Wearing plainer clothes is possibly just a follow-on effect.
Anecdotally it’s the triple whammy of depression/anxiety, social isolation, and scarcity/precarity.
The precariousness I think is more of a factor as the long term poor have still managed to survive historically. The randomness and changing social safety nets and possibility of needing to migrate to survive is probably a big factor.
It feels like we’re all bracing for the end of the world all the time.
Procreation (or lack of it) is voting “no candidate”. It’s the only control anyone has over their life today.
We were already in a deep recession for regular Americans starting in 2020. Double housing and transportation costs.
The market crash just spreads the pain to the investment class and retired boomers.
So, instead of striving for a better life, you are saying they took the approach if I'm going down I'm taking you with me?
Class warfare is as old as time. It's your mistake to wave aside human nature.
I got downvoted here the other day for saying Republicans are low-information voters.
My friends and countrymen: welcome to Trump's vision for the US. He is doing exactly what he said he would.
And honestly, you should have been downvoted for calling them "low-information" voters. Not only is it condescending, you simply discounted them for being part of the "other" party. Perhaps they are very informed - maybe much more than you regarding the deficit, the economy, their frustrations, etc.
It is great to have a spirited debate, but to call people derogatory names simply because they don't share your viewpoint is the wrong path to take.
Anyone who isn't afraid of woke can see certain voters were demonstrably taken in by transparent demagoguery. There are consequences to actions and beliefs, criticism can happen, people are sometimes wrong and we can acknowledge that without pearl-clutching. "Low information" is specific and actionable, unlike "stupid". Sometimes one decision was better than the other and we can only progress by understanding that, despite any hurt feelings. Sorry, no participation trophies today!
> Anyone who isn't afraid of woke can see certain voters were demonstrably taken in by transparent demagoguery.
How is this different than the decision-making process of many Democrat voters? Trying to make any rational arguments on "certain issues" gets you labelled as a fascist, racist, bigot or all of this (and more) at the same time. There's nothing rational about this kind of approach.
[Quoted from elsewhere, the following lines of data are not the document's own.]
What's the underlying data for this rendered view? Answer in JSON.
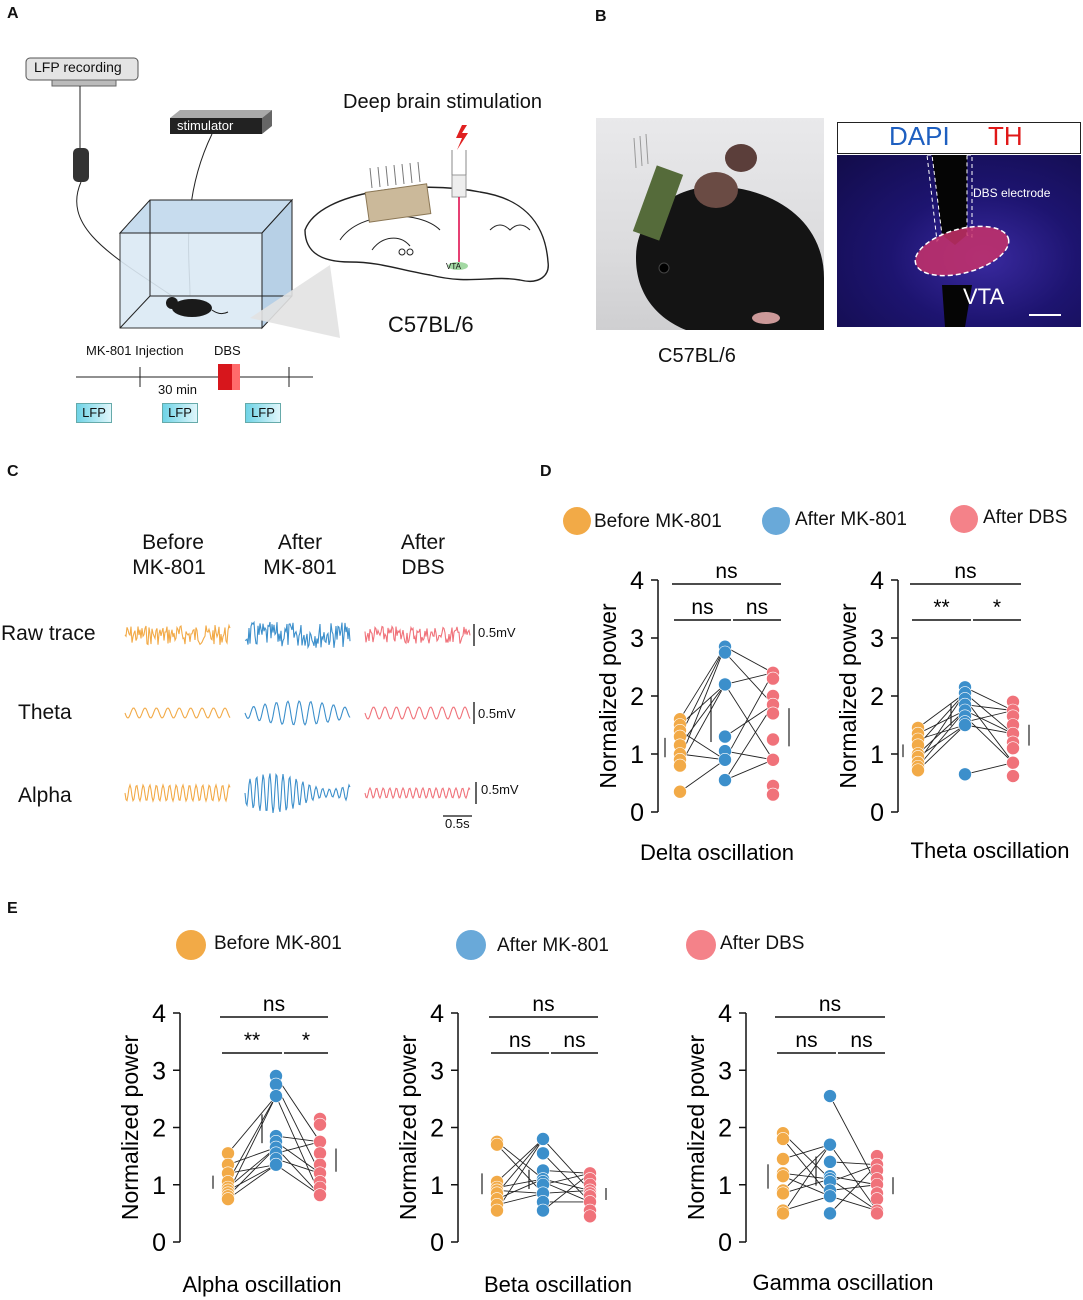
{
  "panels": {
    "A": "A",
    "B": "B",
    "C": "C",
    "D": "D",
    "E": "E"
  },
  "panelA": {
    "lfp_recording": "LFP recording",
    "stimulator": "stimulator",
    "dbs_title": "Deep brain stimulation",
    "strain": "C57BL/6",
    "vta_small": "VTA",
    "timeline_injection": "MK-801 Injection",
    "timeline_dbs": "DBS",
    "timeline_interval": "30 min",
    "lfp_boxes": [
      "LFP",
      "LFP",
      "LFP"
    ]
  },
  "panelB": {
    "strain": "C57BL/6",
    "dapi": "DAPI",
    "th": "TH",
    "dbs_electrode": "DBS electrode",
    "vta": "VTA"
  },
  "panelC": {
    "columns": [
      [
        "Before",
        "MK-801"
      ],
      [
        "After",
        "MK-801"
      ],
      [
        "After",
        "DBS"
      ]
    ],
    "rows": [
      "Raw trace",
      "Theta",
      "Alpha"
    ],
    "scale_mv": "0.5mV",
    "scale_time": "0.5s"
  },
  "legend": {
    "before": "Before MK-801",
    "after_mk": "After MK-801",
    "after_dbs": "After DBS"
  },
  "colors": {
    "before": "#f2aa47",
    "after_mk": "#3c8fcb",
    "after_dbs": "#f0727a"
  },
  "chart_data": [
    {
      "type": "scatter",
      "title": "Delta oscillation",
      "ylabel": "Normalized power",
      "ylim": [
        0,
        4
      ],
      "yticks": [
        0,
        1,
        2,
        3,
        4
      ],
      "groups": [
        "Before MK-801",
        "After MK-801",
        "After DBS"
      ],
      "values": [
        [
          1.6,
          1.5,
          1.4,
          1.3,
          1.15,
          1.0,
          0.9,
          0.8,
          0.35
        ],
        [
          2.85,
          2.75,
          2.2,
          2.2,
          1.3,
          1.05,
          0.9,
          0.55,
          0.55
        ],
        [
          2.4,
          2.3,
          2.0,
          1.85,
          1.7,
          1.25,
          0.9,
          0.45,
          0.3
        ]
      ],
      "significance": [
        {
          "pair": "1-3",
          "label": "ns"
        },
        {
          "pair": "1-2",
          "label": "ns"
        },
        {
          "pair": "2-3",
          "label": "ns"
        }
      ]
    },
    {
      "type": "scatter",
      "title": "Theta oscillation",
      "ylabel": "Normalized power",
      "ylim": [
        0,
        4
      ],
      "yticks": [
        0,
        1,
        2,
        3,
        4
      ],
      "groups": [
        "Before MK-801",
        "After MK-801",
        "After DBS"
      ],
      "values": [
        [
          1.45,
          1.35,
          1.25,
          1.15,
          1.0,
          0.95,
          0.85,
          0.78,
          0.72
        ],
        [
          2.15,
          2.05,
          1.95,
          1.85,
          1.75,
          1.65,
          1.55,
          1.5,
          0.65
        ],
        [
          1.9,
          1.75,
          1.65,
          1.5,
          1.35,
          1.2,
          1.1,
          0.85,
          0.62
        ]
      ],
      "significance": [
        {
          "pair": "1-3",
          "label": "ns"
        },
        {
          "pair": "1-2",
          "label": "**"
        },
        {
          "pair": "2-3",
          "label": "*"
        }
      ]
    },
    {
      "type": "scatter",
      "title": "Alpha oscillation",
      "ylabel": "Normalized power",
      "ylim": [
        0,
        4
      ],
      "yticks": [
        0,
        1,
        2,
        3,
        4
      ],
      "groups": [
        "Before MK-801",
        "After MK-801",
        "After DBS"
      ],
      "values": [
        [
          1.55,
          1.35,
          1.2,
          1.05,
          0.95,
          0.9,
          0.85,
          0.8,
          0.75
        ],
        [
          2.9,
          2.75,
          2.55,
          1.85,
          1.75,
          1.65,
          1.55,
          1.45,
          1.35
        ],
        [
          2.15,
          2.05,
          1.75,
          1.55,
          1.35,
          1.2,
          1.05,
          0.95,
          0.82
        ]
      ],
      "significance": [
        {
          "pair": "1-3",
          "label": "ns"
        },
        {
          "pair": "1-2",
          "label": "**"
        },
        {
          "pair": "2-3",
          "label": "*"
        }
      ]
    },
    {
      "type": "scatter",
      "title": "Beta oscillation",
      "ylabel": "Normalized power",
      "ylim": [
        0,
        4
      ],
      "yticks": [
        0,
        1,
        2,
        3,
        4
      ],
      "groups": [
        "Before MK-801",
        "After MK-801",
        "After DBS"
      ],
      "values": [
        [
          1.75,
          1.7,
          1.05,
          0.95,
          0.9,
          0.85,
          0.75,
          0.65,
          0.55
        ],
        [
          1.8,
          1.55,
          1.25,
          1.1,
          1.05,
          1.0,
          0.85,
          0.7,
          0.55
        ],
        [
          1.2,
          1.1,
          1.0,
          0.9,
          0.85,
          0.8,
          0.7,
          0.55,
          0.45
        ]
      ],
      "significance": [
        {
          "pair": "1-3",
          "label": "ns"
        },
        {
          "pair": "1-2",
          "label": "ns"
        },
        {
          "pair": "2-3",
          "label": "ns"
        }
      ]
    },
    {
      "type": "scatter",
      "title": "Gamma oscillation",
      "ylabel": "Normalized power",
      "ylim": [
        0,
        4
      ],
      "yticks": [
        0,
        1,
        2,
        3,
        4
      ],
      "groups": [
        "Before MK-801",
        "After MK-801",
        "After DBS"
      ],
      "values": [
        [
          1.9,
          1.8,
          1.45,
          1.2,
          1.15,
          0.9,
          0.85,
          0.55,
          0.5
        ],
        [
          2.55,
          1.7,
          1.4,
          1.15,
          1.1,
          1.05,
          0.9,
          0.8,
          0.5
        ],
        [
          1.5,
          1.35,
          1.25,
          1.1,
          1.0,
          0.85,
          0.75,
          0.55,
          0.5
        ]
      ],
      "significance": [
        {
          "pair": "1-3",
          "label": "ns"
        },
        {
          "pair": "1-2",
          "label": "ns"
        },
        {
          "pair": "2-3",
          "label": "ns"
        }
      ]
    }
  ]
}
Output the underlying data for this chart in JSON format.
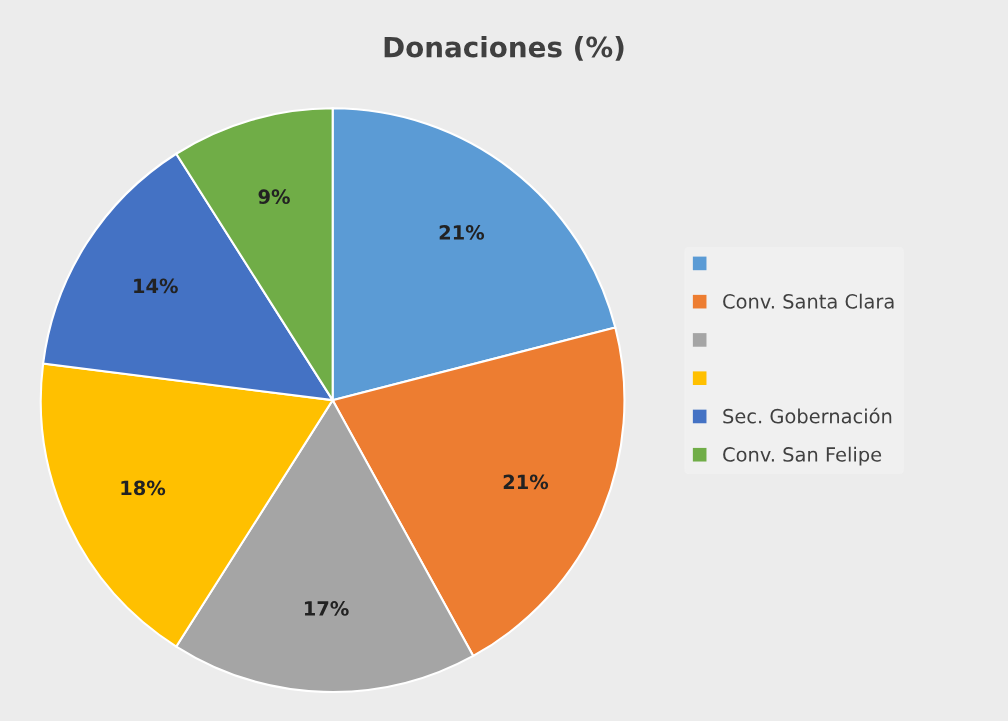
{
  "chart_data": {
    "type": "pie",
    "title": "Donaciones (%)",
    "categories": [
      null,
      "Conv. Santa Clara",
      null,
      null,
      "Sec. Gobernación",
      "Conv. San Felipe"
    ],
    "values": [
      21,
      21,
      17,
      18,
      14,
      9
    ],
    "colors": [
      "#5b9bd5",
      "#ed7d31",
      "#a5a5a5",
      "#ffc000",
      "#4472c4",
      "#70ad47"
    ],
    "value_labels": [
      "21%",
      "21%",
      "17%",
      "18%",
      "14%",
      "9%"
    ],
    "legend": "right"
  }
}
It seems to me that the left has become lazy and often assumes that something must be rational because they believe it.
There is no popular left in the US, we have a center-right neoliberal party who rat-fuck all competition to the point their base has given up.
The corporate owners of social and news media pick the issues they want people to talk about and it is never anything I think is particularly compelling. Why do we care about a tiny fraction of a fraction of the US population's preferred pronouns again? Because nobody has to spend any money to fix that, unlike actually important things like environmental collapse.
I think it is foolish to think that just because it was easy to tear something down, it will be easy to build it back up.
People are pissed off about the tanking economy and the brain-dead tariff approach, even though Trump said he was going to do this.
We know what tariffs do, it has been proven over and over again. What conclusion am I supposed to come to, after witnessing the predictable clown-show since January? We lost 5% today.